A simple application of this new dataset is to compile a list of the top news outlets worldwide that link to a given outlet in their own coverage. In other words, what are the top 30 news outlets around the world that link the most to CNN's coverage in their own articles?
Today we release just such a summary dataset, which processed the full 30 million record outlink graph and compiled for each news outlet for which GDELT had seen inlinks to it on at least 30 different days (to ensure sufficient data) the list of the top 30 other news outlets that linked the most to that outlet's coverage 2016-2018.
Each row represents a single news outlet, with the first column being the outlet and the second column containing a comma-separated list of the top 30 news outlets linking most heavily to it 2016-2018. The TSV version separates the two columns with a tab (for importing into applications where you wish to keep the "top 30" domain list as a single column), while the CSV version uses a comma, making it easier to import both the outlet and each of the top 30 entries into their own columns in Excel, etc.

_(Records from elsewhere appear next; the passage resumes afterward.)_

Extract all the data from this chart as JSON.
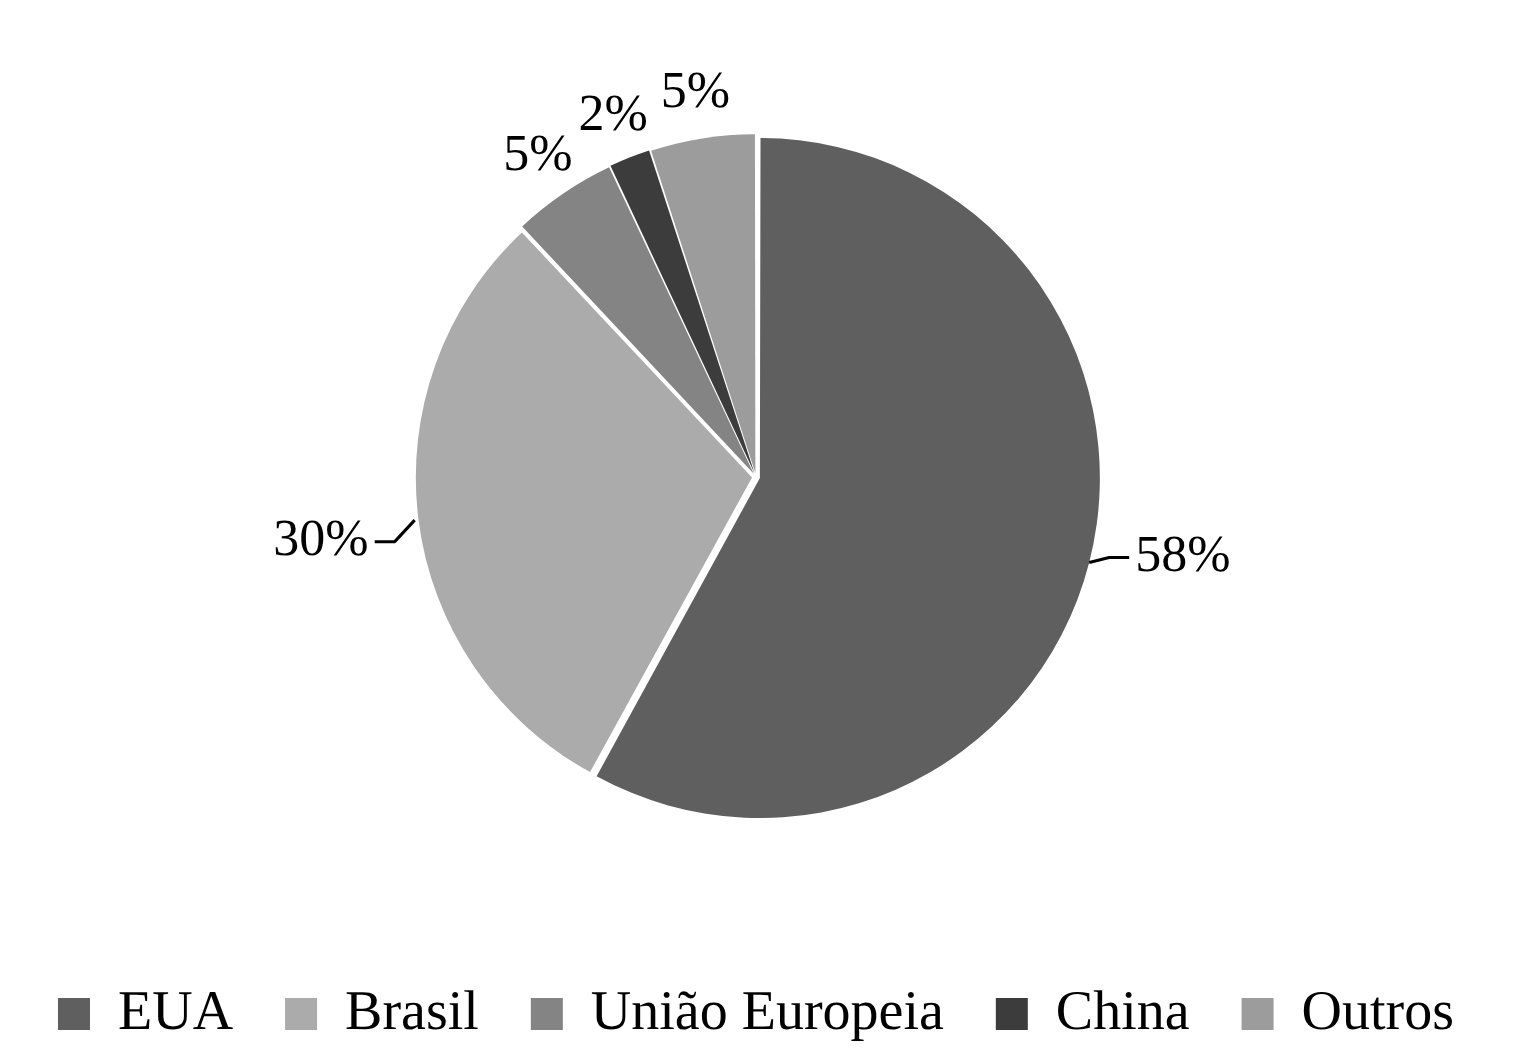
{
  "chart_data": {
    "type": "pie",
    "categories": [
      "EUA",
      "Brasil",
      "União Europeia",
      "China",
      "Outros"
    ],
    "values": [
      58,
      30,
      5,
      2,
      5
    ],
    "colors": [
      "#5f5f5f",
      "#ababab",
      "#848484",
      "#3c3c3c",
      "#9c9c9c"
    ],
    "value_labels": [
      "58%",
      "30%",
      "5%",
      "2%",
      "5%"
    ],
    "legend": "bottom"
  }
}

Note that since this dataset is limited to news outlets with at least 30 days of other news outlets linking to them, it excludes many of the smaller sites present in the full 30 million record dataset, but is better suited for the purposes of assessing inlink structure as a measure of context.
By releasing this simple summarized version, we hope it makes it easier to work with this massive new dataset and create exciting new applications with it!